The Good, the Bad and the Ugly of CES Cars

LAS VEGAS — CES is a never-ending grind, a dehumanizing slog through one booth after another, an aural and visual assault on the senses. It’s hell, actually.

Nowhere is this more true than the North Hall of the Las Vegas Convention Center, where anyone and everyone who makes anything and everything for cars was packed into a room two sizes too small. Getting your attention is tough at CES, where there were literally tens of thousands of gadgets. Given the competition for your eyeballs, many of these companies rolled out show cars, and spared no expense making sure they were perfect for a place like Vegas. They were loud, they were garish and we’re pretty sure one featured a buffet.

Here are the good, the bad and the ugly cars we saw at the 2012 Consumer Electronics Show.

Ford Evos
What’s better than a pair of gullwing doors? Four gullwing doors, of course. The Evos has been around the block once or twice already, but we never get tired of seeing Ford’s fabulous cloud-connected concept sedan. Memo to Ford: Build this car. As is. We’ll buy two.

Diamond Audio Chevrolet Camaro SS
Diamond Audio’s take on the modern muscle car featured matte black paint, a 1,600-watt stereo system, 24-inch wheels and a weird body kit with a rear end like Kim Kardashian. It was black as night, loud as hell and looked like something Mad Max might drive.

Tesla Motors Model S
The Nvidia Tegra 3 chipset is cool and all, but don’t be fooled. Most of the people who squeezed into Nvidia’s booth were there to see the Tesla Model S. The gorgeous electric sedan uses Nvidia tech in its tablet-like dashboard. We’d have given you a clear shot of the car, but we couldn’t clear the crowd.

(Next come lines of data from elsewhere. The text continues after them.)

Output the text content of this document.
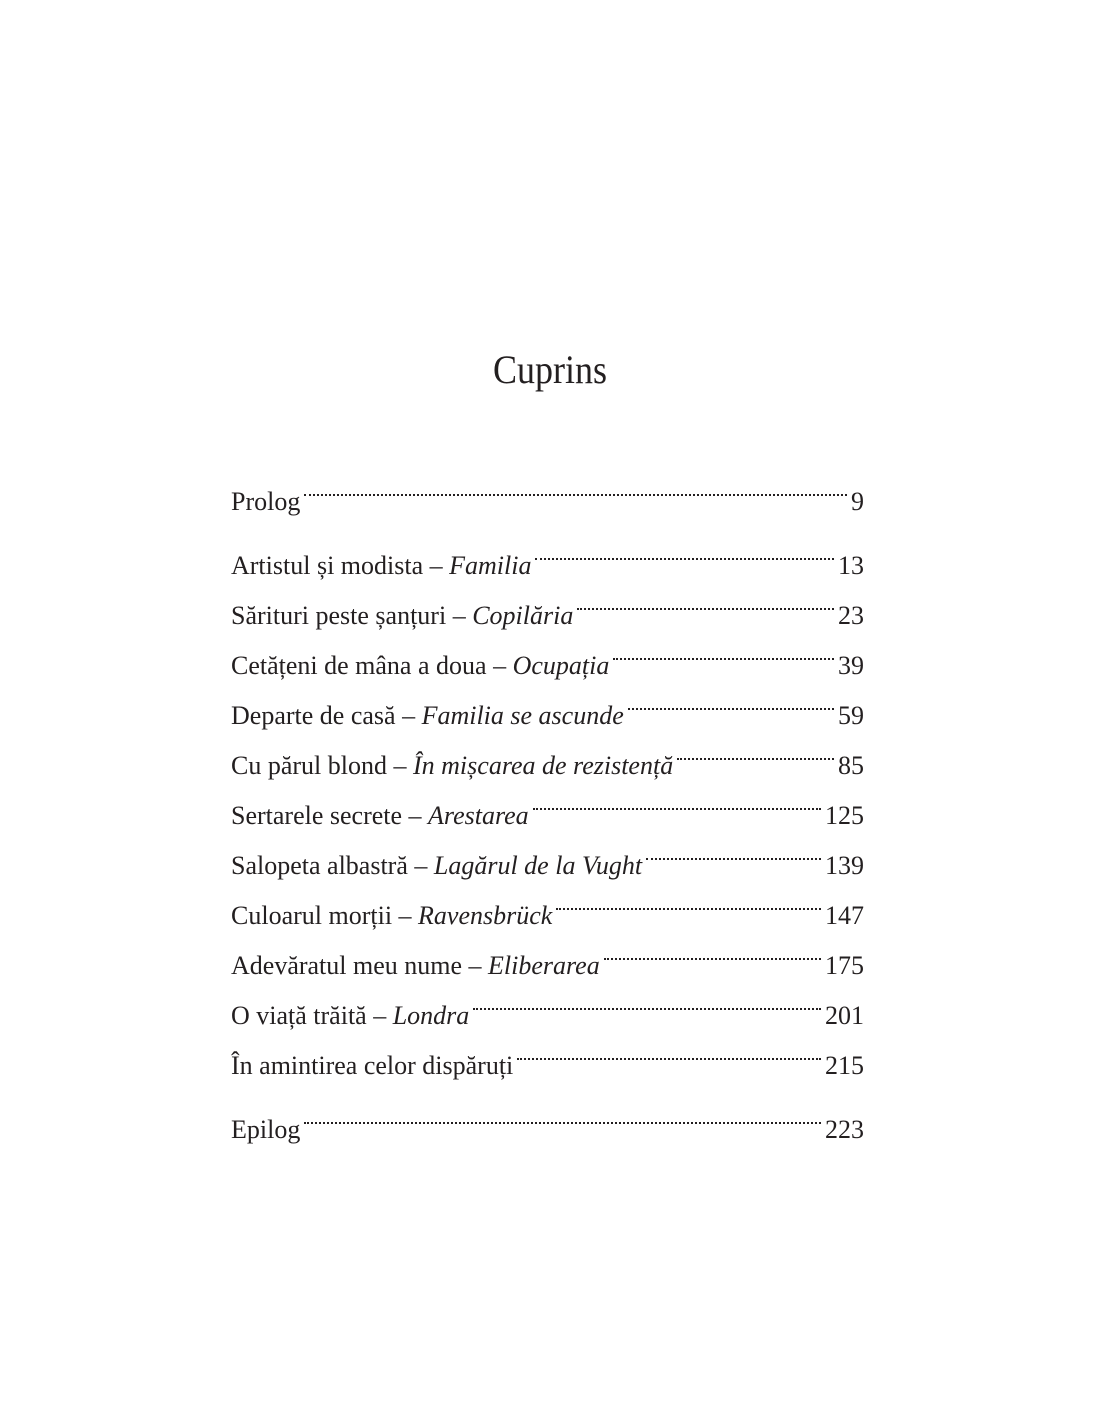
Cuprins
Prolog	9
Artistul și modista – Familia	13
Sărituri peste șanțuri – Copilăria	23
Cetățeni de mâna a doua – Ocupația	39
Departe de casă – Familia se ascunde	59
Cu părul blond – În mișcarea de rezistență	85
Sertarele secrete – Arestarea	125
Salopeta albastră – Lagărul de la Vught	139
Culoarul morții – Ravensbrück	147
Adevăratul meu nume – Eliberarea	175
O viață trăită – Londra	201
În amintirea celor dispăruți	215
Epilog	223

Sorry.

Scosche 1959 Chevrolet Apache
This tasty resto-mod was by far the coolest car at CES, and we racked our brains trying to figure out how to sneak it out of the show. It was loaded with details, like Frenched door handles, shaved drip rails and tucked bumpers. We weren’t at all wild about the absurdly oversized wheels, but it’s hard to argue with the 5.7-liter LS1 under the hood. Of course it’s got a booming stereo if you’re into that sort of thing. We aren’t.

Mixtrax Toyota Sienna
The vaguely Kubrickian 1960’s-era futuristic interior — with its sleek pod-like seats, deep white shag carpet and funky mushroom-like pedestal — almost made up for the outrageously ugly vinyl wrap, slammed stance and obligatory oversized wheels. Almost.

Memphis Car Audio Smart ForTwo
The most surprising thing about this car isn’t that Memphis managed to shoehorn a 2,000-watt stereo system into something the size of a washing machine. What’s surprising is how good the Smart ForTwo looks in orange.

Kenwood Lamborghini Murcielago LP 650-4 Roadster
The Murcie is hot, no two ways about it. It looks great in gray. It looks great in orange. But it does not look great in gray and orange. And we have no idea why anyone thought it needs a 1,200-watt sound system. The wail of its V12 is all the music we need.

Kia Naimo concept
Kia’s cloud-connected car channels the coolest Scandinavian-inspired interior — sleek, organic and minimalist — through a body that looks like it was designed by Dr. Seuss. Oddly, it works.

PowerBass Toyota Prius
We hate to say it, but this works surprisingly well. The Prius’ normally ungainly almond shape melts into the ground when slammed, waking up an otherwise somnolent sedan. If the styling doesn’t get your attention, the 2,000-watt audio system will. Ditch the ridiculous side curtains and the 35 — yes, 35, we counted — stickers slathered all over it and we’d actually drive this.

Photo: PowerBass

Don’t get too excited, folks. It’s a one-off, built for NRG Energy. Still, it’s a tasty bit of kit packed with lithium iron phosphate battery and an electric motor good for 260 horsepower and 360 pound-feet. Mash the go-pedal hard enough and you’ll (supposedly) hit 60 mph in 4.9 seconds. Range is said to be 100 miles, and the pack recharges in 3.5 hours at 240 volts. Spare us your jokes about flux capacitors and a top speed of 88 mph. We’ve heard them all. Twice.